‘Business Aviation Works’ Stresses Industry’s Economic Importance, Historical Significance

September 30, 2011

An increasingly contentious political environment, combined with the looming threat of harsh new regulatory burdens, has spurred the Canadian Business Aviation Association (CBAA) recently to launch “Business Aviation Works.” The campaign promotes the importance of business aviation operations throughout the country, and aims to educate those seeking to stymie the Canadian industry with new rules and fees.

“From a North American perspective, business aviation has been under attack from the government for a variety of reasons, including political ones,” explained CBAA president and CEO Sam Barone. “While some do recognize the importance of business aviation, others seem willing to throw the baby out with the bathwater, by taking a massive economic enabler and placing it under a harsh magnifying glass, all for political expediency.”

Barone noted Business Aviation Works is similar to the No Plane, No Gain advocacy campaign, sponsored by NBAA and the General Aviation Manufacturers Association, but “on a Canadian scale.” The program recalls Canada’s rich aviation history, starting with the bush pilots who first connected outlying rural areas of the country. Those pilots were “our first business aviators,” CBAA notes, and similar operations continue to spearhead Canada’s economic growth today.
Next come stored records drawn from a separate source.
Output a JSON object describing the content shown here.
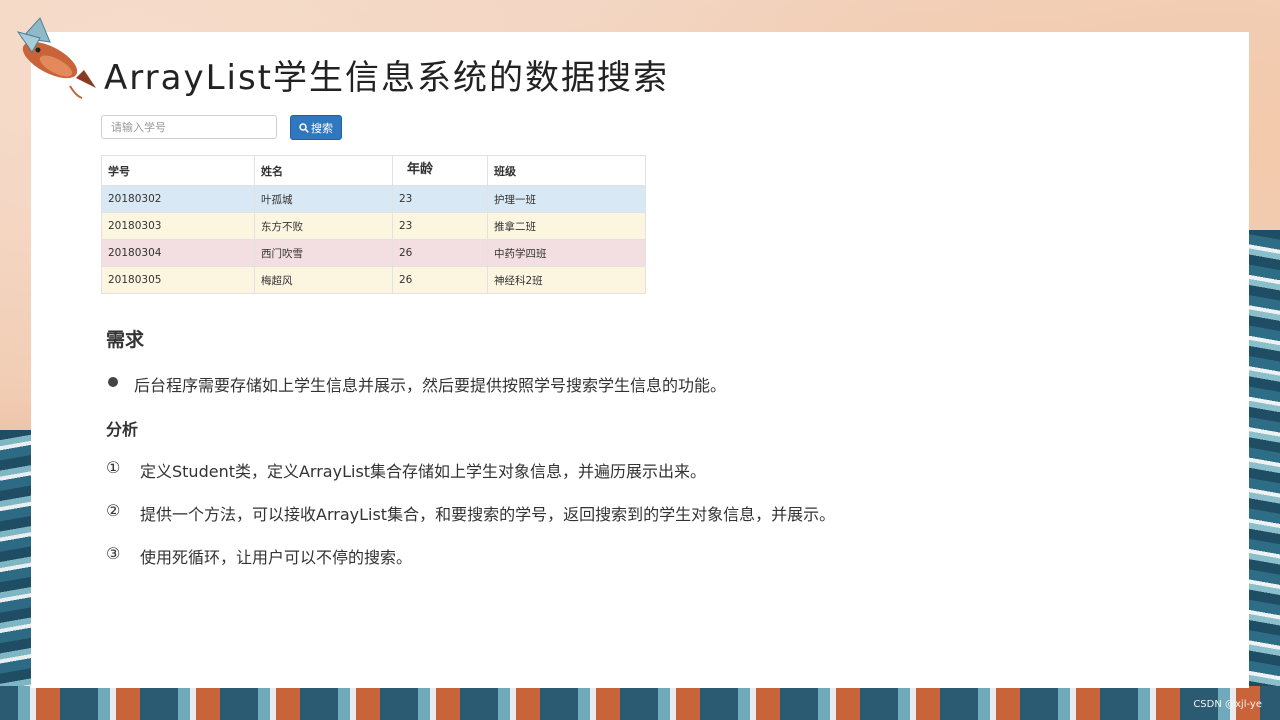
{
  "title": "ArrayList学生信息系统的数据搜索",
  "search": {
    "placeholder": "请输入学号",
    "button_label": "搜索"
  },
  "table": {
    "headers": [
      "学号",
      "姓名",
      "年龄",
      "班级"
    ],
    "rows": [
      [
        "20180302",
        "叶孤城",
        "23",
        "护理一班"
      ],
      [
        "20180303",
        "东方不败",
        "23",
        "推拿二班"
      ],
      [
        "20180304",
        "西门吹雪",
        "26",
        "中药学四班"
      ],
      [
        "20180305",
        "梅超风",
        "26",
        "神经科2班"
      ]
    ]
  },
  "requirements": {
    "heading": "需求",
    "bullet": "后台程序需要存储如上学生信息并展示，然后要提供按照学号搜索学生信息的功能。"
  },
  "analysis": {
    "heading": "分析",
    "steps": [
      {
        "num": "①",
        "text": "定义Student类，定义ArrayList集合存储如上学生对象信息，并遍历展示出来。"
      },
      {
        "num": "②",
        "text": "提供一个方法，可以接收ArrayList集合，和要搜索的学号，返回搜索到的学生对象信息，并展示。"
      },
      {
        "num": "③",
        "text": "使用死循环，让用户可以不停的搜索。"
      }
    ]
  },
  "watermark": "CSDN @xjl-ye",
  "colors": {
    "button": "#2f78c0",
    "row_blue": "#d9e8f5",
    "row_yellow": "#fcf6e1",
    "row_pink": "#f3dfe1"
  }
}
“Companies use business aviation to visit multiple locations in a single day, to deal with customers face to face, to deliver personnel and equipment and to use the time in the sky to conduct business in a confidential and secure atmosphere,” CBAA states, adding that the overwhelming majority of business aircraft “are operated by a broad cross-section of organizations and business, large, medium and small.”
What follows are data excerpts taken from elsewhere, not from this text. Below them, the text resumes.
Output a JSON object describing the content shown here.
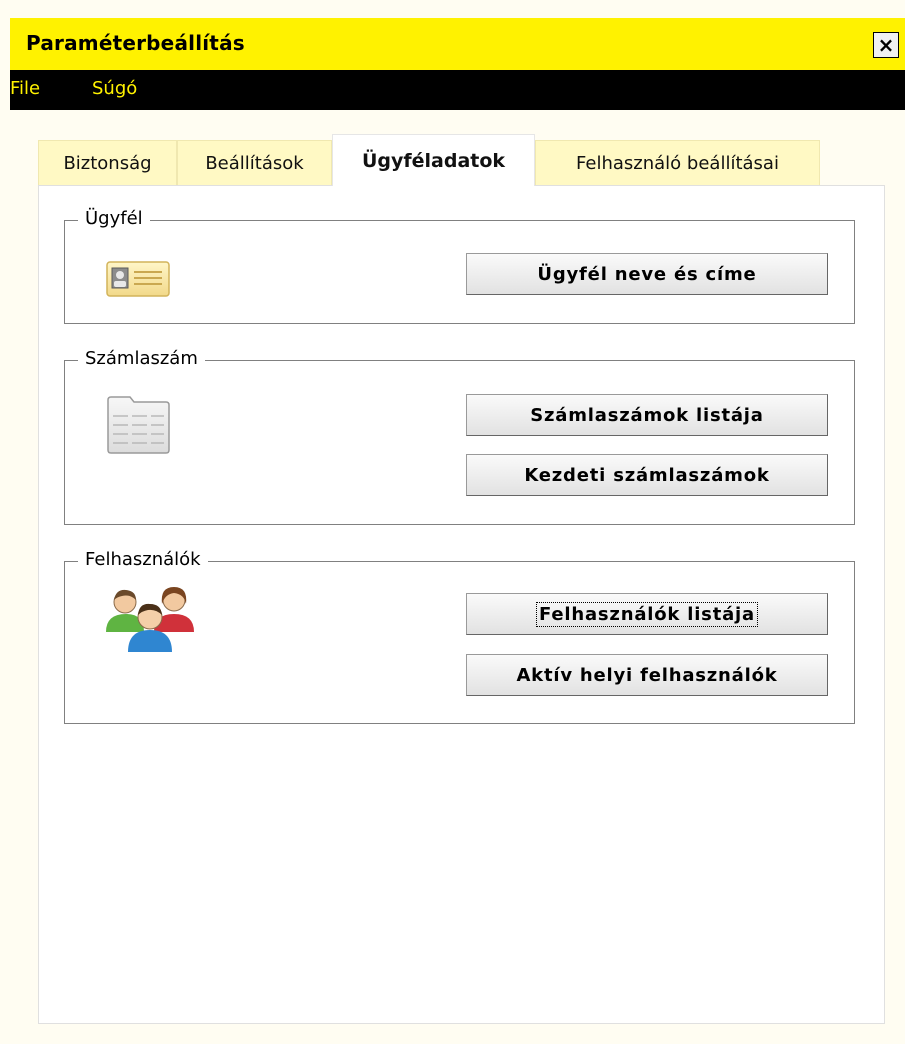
{
  "window": {
    "title": "Paraméterbeállítás",
    "close_label": "×"
  },
  "menu": {
    "items": [
      "File",
      "Súgó"
    ]
  },
  "tabs": [
    {
      "label": "Biztonság",
      "active": false
    },
    {
      "label": "Beállítások",
      "active": false
    },
    {
      "label": "Ügyféladatok",
      "active": true
    },
    {
      "label": "Felhasználó beállításai",
      "active": false
    }
  ],
  "groups": {
    "client": {
      "legend": "Ügyfél",
      "icon": "id-card-icon",
      "buttons": [
        "Ügyfél neve és címe"
      ]
    },
    "invoice": {
      "legend": "Számlaszám",
      "icon": "invoice-list-icon",
      "buttons": [
        "Számlaszámok listája",
        "Kezdeti számlaszámok"
      ]
    },
    "users": {
      "legend": "Felhasználók",
      "icon": "users-group-icon",
      "buttons": [
        "Felhasználók listája",
        "Aktív helyi felhasználók"
      ]
    }
  },
  "colors": {
    "title_bar": "#fff200",
    "menu_bar": "#000000",
    "menu_text": "#fff200",
    "inactive_tab": "#fff9c4"
  }
}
Business aviation is also significant provider of aerospace jobs throughout the country. CBAA states that, in addition to the thousands of jobs offered by the engine manufacturers, charter services and fixed-base operations supporting business aircraft operations, Canada is also home to the world’s largest business aircraft manufacturer (Bombardier) on a nation-to-nation scale.

The climate for the business aviation community in Canada is in some ways similar to that in the U.S. As the U.S. aviation community confronts the Obama administration’s recent proposal to add user fees to general aviation operations, Barone pointed to a move underway in Canada to impose severe new regulatory burdens on private operators in the country.
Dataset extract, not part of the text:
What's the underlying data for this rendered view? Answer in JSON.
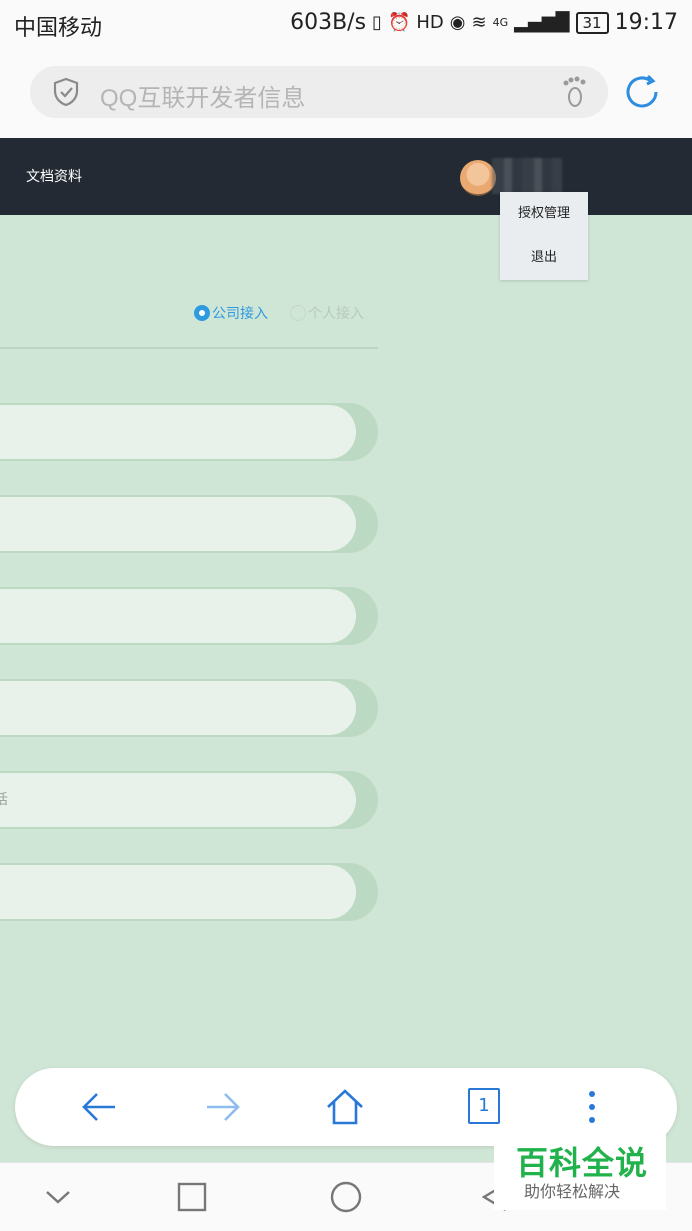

“There is a move in Canada to embrace new regulatory burdens that would negate the economic benefits our sector has to give,” Barone said, referring to an Interim Order recently published by Transport Canada that may become law by the end of the year. “Of course such regulations are important for safety, but the Canadian government has implied our sector is not an overly-safe one, in need of stricter regulatory framework.

“The Interim Order goes beyond the size and scope of what is needed for private operators, threatening airline-type safety oversight of operators that aren’t in the airline business,” Barone continued. “We need to impress upon Transport Canada and the rest of the Canadian government that the sustainability of our sector and companies simply cannot withstand additional regulations. Instead, we need a smart regulatory framework so we may continue to conduct operations safely, and economically.”

Barone concludee that if those regulations do become the law of the land, the economic benefits of business aviation Canadians now enjoy may be severely curtailed, and even disappear. “If we continue down the current regulatory path in Canada,” he said pointedly, “business aviation will not work anymore.”